El-Fasher, yang merupakan benteng terakhir SAF di Darfur, menjadi saksi pertempuran sengit antara kedua pihak tersebut.
Ribuan orang telah tewas atau terluka sejak pertempuran memuncak pada 10 Mei 2024. Situasi ini semakin memperburuk krisis kemanusiaan yang sudah ada di Darfur.
Penduduk sipil terjebak dalam konflik, sementara kebutuhan dasar seperti makanan, air, dan obat-obatan semakin sulit dipenuhi.
Sejak Kapan Terjadi Perang?
Perang saudara di Sudan telah berlangsung selama lebih dari satu tahun, dimulai sejak April 2023.
Konflik ini awalnya memuncak di ibukota Khartoum sebelum menyebar ke wilayah lain, termasuk Darfur.
Pertempuran di Darfur, khususnya di el-Fasher, menjadi semakin intensif, menimbulkan kekhawatiran akan eskalasi konflik yang lebih besar.
Siapa yang Bertanggung Jawab?
Persaingan kekuasaan antara pemimpin SAF, Abdel Fattah al-Burhan, dan pemimpin RSF, Mohamed Hamdan “Hemedti”, menjadi pemicu konflik ini.
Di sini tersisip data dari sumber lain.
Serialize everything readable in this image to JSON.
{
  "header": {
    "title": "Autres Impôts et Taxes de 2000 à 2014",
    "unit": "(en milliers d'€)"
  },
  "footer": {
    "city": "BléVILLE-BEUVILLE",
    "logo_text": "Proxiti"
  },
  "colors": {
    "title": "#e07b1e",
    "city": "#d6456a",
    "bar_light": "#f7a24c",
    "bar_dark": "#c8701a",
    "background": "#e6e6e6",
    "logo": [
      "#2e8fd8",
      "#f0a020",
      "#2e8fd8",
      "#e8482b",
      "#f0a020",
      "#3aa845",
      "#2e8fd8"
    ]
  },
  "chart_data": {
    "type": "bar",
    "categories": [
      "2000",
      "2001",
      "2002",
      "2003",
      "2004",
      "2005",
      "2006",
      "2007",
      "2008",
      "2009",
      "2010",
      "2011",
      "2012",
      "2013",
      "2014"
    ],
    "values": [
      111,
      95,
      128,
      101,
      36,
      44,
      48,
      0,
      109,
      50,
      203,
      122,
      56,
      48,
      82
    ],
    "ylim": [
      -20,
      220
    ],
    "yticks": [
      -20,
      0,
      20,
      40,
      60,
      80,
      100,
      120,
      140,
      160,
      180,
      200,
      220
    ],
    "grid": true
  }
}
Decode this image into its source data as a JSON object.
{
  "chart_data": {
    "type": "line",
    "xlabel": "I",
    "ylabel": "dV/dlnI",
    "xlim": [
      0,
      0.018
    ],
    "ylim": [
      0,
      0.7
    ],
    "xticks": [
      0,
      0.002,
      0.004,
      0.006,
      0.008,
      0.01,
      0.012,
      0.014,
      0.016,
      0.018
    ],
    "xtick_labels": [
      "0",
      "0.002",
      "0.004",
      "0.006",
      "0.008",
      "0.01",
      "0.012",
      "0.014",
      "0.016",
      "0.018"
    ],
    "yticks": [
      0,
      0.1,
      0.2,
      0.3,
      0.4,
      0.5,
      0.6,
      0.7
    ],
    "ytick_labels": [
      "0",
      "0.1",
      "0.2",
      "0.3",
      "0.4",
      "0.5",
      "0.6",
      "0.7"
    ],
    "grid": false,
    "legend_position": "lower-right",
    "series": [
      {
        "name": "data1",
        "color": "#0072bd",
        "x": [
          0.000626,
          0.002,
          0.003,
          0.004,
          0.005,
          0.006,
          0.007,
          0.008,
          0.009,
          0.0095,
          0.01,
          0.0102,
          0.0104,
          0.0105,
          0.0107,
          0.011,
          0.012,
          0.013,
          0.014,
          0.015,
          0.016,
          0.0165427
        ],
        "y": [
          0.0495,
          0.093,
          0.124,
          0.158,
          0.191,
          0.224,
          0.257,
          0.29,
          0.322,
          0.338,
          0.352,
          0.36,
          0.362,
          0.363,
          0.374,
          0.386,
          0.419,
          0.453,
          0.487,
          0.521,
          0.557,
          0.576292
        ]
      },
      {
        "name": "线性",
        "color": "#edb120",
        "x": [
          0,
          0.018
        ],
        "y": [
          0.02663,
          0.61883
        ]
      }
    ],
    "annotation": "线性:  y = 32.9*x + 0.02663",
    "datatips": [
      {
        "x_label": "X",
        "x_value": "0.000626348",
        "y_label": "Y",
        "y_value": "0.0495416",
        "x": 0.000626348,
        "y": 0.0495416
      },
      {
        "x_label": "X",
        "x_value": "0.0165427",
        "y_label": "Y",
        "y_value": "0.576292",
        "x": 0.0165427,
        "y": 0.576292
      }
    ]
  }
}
Kedua kelompok tersebut memiliki sejarah perselisihan yang panjang, yang memperparah situasi di Sudan.
Terlebih lagi, keterlibatan RSF, yang dituduh terkait dengan kelompok Janjaweed yang melakukan pembersihan etnis di Darfur pada tahun 2003, semakin memperparah krisis di wilayah tersebut.
“Dunia harus bertindak segera untuk mencegah bencana kemanusiaan yang lebih besar di Darfur.” ungkap Alex de Waal, direktur eksekutif World Peace Foundation.
De Waal menegaskan pentingnya intervensi internasional untuk mengakhiri konflik dan mencapai solusi damai di Sudan.
De Waal menegaskan pentingnya intervensi internasional untuk mengakhiri konflik dan mencapai solusi damai di Sudan.
Komunitas internasional juga telah menyerukan gencatan senjata segera dan upaya politik yang lebih besar untuk mengakhiri pertempuran di Sudan.
Namun, untuk mencapai perdamaian yang berkelanjutan, perlu ada komitmen yang kuat dari semua pihak yang terlibat dalam konflik.
Pernyataan Resmi dari PBB untuk Sudan (UN OCHA) oleh Koordinator Residen dan Kemanusiaan, Clementine Nkweta-Salami menyatakan bahwa Situasi Kemanusiaan di Sudan semakin memburuk. Terdapat juga pelanggaran-pelanggaran Hak Asasi Manusia.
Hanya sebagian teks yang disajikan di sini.